Immunotherapy has saved countless lives in advanced melanoma. However, approximately 50% of people do not respond to treatment. One of the biggest barriers to improving survival rates is drug resistance.
New research from Melanoma Institute Australia (MIA) has given us a greater understanding of how cancer becomes resistant to immunotherapy. Immunotherapy works by harnessing the body’s own immune system to destroy melanoma cancer cells.
The researchers previously discovered that melanoma tumours that are resistant to immunotherapy often stop expressing basic protein machinery called antigen-presenting molecules (specifically MHC-I and MHC-II). These molecules make the tumour visible to the immune system so that they can be destroyed.
Using tumour biopsies from MIA’s BioSpecimen Bank, the researchers developed a technique that can screen for the presence of these molecules before patients commence treatment, providing clinicians with an evidence-based rationale for selecting a certain drug treatment regime.
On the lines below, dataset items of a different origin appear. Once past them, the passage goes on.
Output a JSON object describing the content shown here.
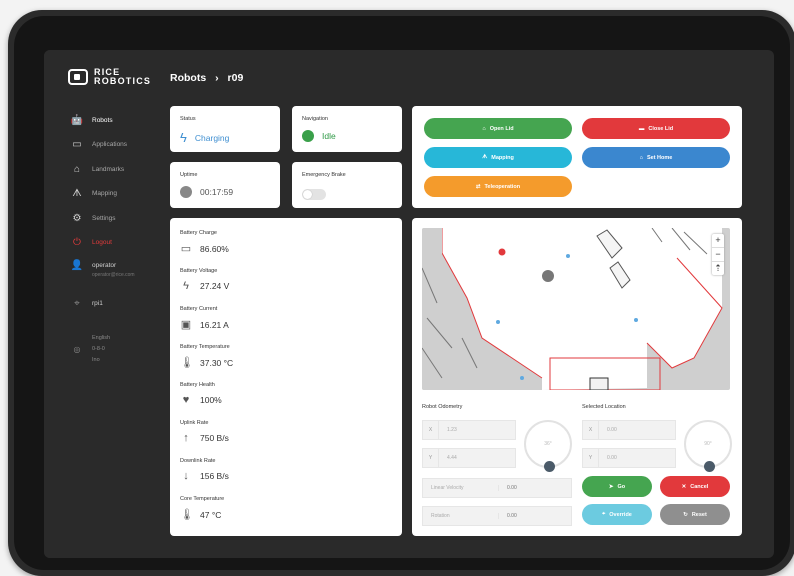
{
  "brand": {
    "line1": "RICE",
    "line2": "ROBOTICS"
  },
  "breadcrumb": {
    "root": "Robots",
    "separator": "›",
    "current": "r09"
  },
  "sidebar": {
    "items": [
      {
        "label": "Robots",
        "icon": "robot-icon",
        "glyph": "🤖"
      },
      {
        "label": "Applications",
        "icon": "monitor-icon",
        "glyph": "▭"
      },
      {
        "label": "Landmarks",
        "icon": "landmark-icon",
        "glyph": "⌂"
      },
      {
        "label": "Mapping",
        "icon": "mapping-icon",
        "glyph": "ᗑ"
      },
      {
        "label": "Settings",
        "icon": "settings-icon",
        "glyph": "⚙"
      },
      {
        "label": "Logout",
        "icon": "logout-icon",
        "glyph": "⏻"
      }
    ],
    "user": {
      "name": "operator",
      "sub": "operator@rice.com"
    },
    "site": {
      "label": "rpi1"
    },
    "language": {
      "line1": "English",
      "line2": "0-8-0",
      "line3": "Ino"
    }
  },
  "status": {
    "label": "Status",
    "value": "Charging"
  },
  "navigation": {
    "label": "Navigation",
    "value": "Idle"
  },
  "uptime": {
    "label": "Uptime",
    "value": "00:17:59"
  },
  "estop": {
    "label": "Emergency Brake"
  },
  "actions": {
    "open_lid": "Open Lid",
    "close_lid": "Close Lid",
    "mapping": "Mapping",
    "set_home": "Set Home",
    "teleoperation": "Teleoperation",
    "go": "Go",
    "cancel": "Cancel",
    "override": "Override",
    "reset": "Reset"
  },
  "battery": [
    {
      "label": "Battery Charge",
      "value": "86.60%",
      "icon": "battery-icon",
      "glyph": "▭"
    },
    {
      "label": "Battery Voltage",
      "value": "27.24 V",
      "icon": "lightning-icon",
      "glyph": "ϟ"
    },
    {
      "label": "Battery Current",
      "value": "16.21 A",
      "icon": "car-battery-icon",
      "glyph": "▣"
    },
    {
      "label": "Battery Temperature",
      "value": "37.30 °C",
      "icon": "thermometer-icon",
      "glyph": "🌡"
    },
    {
      "label": "Battery Health",
      "value": "100%",
      "icon": "heartbeat-icon",
      "glyph": "♥"
    },
    {
      "label": "Uplink Rate",
      "value": "750 B/s",
      "icon": "arrow-up-icon",
      "glyph": "↑"
    },
    {
      "label": "Downlink Rate",
      "value": "156 B/s",
      "icon": "arrow-down-icon",
      "glyph": "↓"
    },
    {
      "label": "Core Temperature",
      "value": "47 °C",
      "icon": "thermometer-icon",
      "glyph": "🌡"
    }
  ],
  "odometry": {
    "label": "Robot Odometry",
    "x": {
      "prefix": "X",
      "value": "1.23"
    },
    "y": {
      "prefix": "Y",
      "value": "4.44"
    },
    "dial": "36°",
    "linear_label": "Linear Velocity",
    "linear_value": "0.00",
    "rotation_label": "Rotation",
    "rotation_value": "0.00"
  },
  "selected": {
    "label": "Selected Location",
    "x": {
      "prefix": "X",
      "value": "0.00"
    },
    "y": {
      "prefix": "Y",
      "value": "0.00"
    },
    "dial": "90°"
  },
  "map": {
    "zoom_in": "+",
    "zoom_out": "−",
    "north": "⇡"
  },
  "colors": {
    "charging": "#3f8fd1",
    "idle": "#2f9a47",
    "marker": "#e2393c"
  }
}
Combination immunotherapy (e.g. nivolumab + ipilimumab) is a more effective treatment than a single-agent immunotherapy (e.g. pembrolizumab or nivolumab alone), however the side effects of combination treatment are more common and can often be intolerable.
“This research provides a means of selecting the most effective immunotherapy for each patient,” said the study’s senior author Professor Helen Rizos. “Patients with high MHC-I are likely to benefit from the less-toxic single-agent treatment, whereas patients with low MHC-I may require combination immunotherapy.”
“We now want to build upon this ground-breaking research and are working to overcome this resistance mechanism so tumour cells are more visible to the immune system,” said study author and Co-Medical Director, Professor Georgina Long AO. “When we can do this, we may overcome resistance to immunotherapy.”
Shklovskaya E, Lee JH, Lim SY, et al. Tumor MHC Expression Guides First-Line Immunotherapy Selection in Melanoma. Cancers 2020, 12, 3374.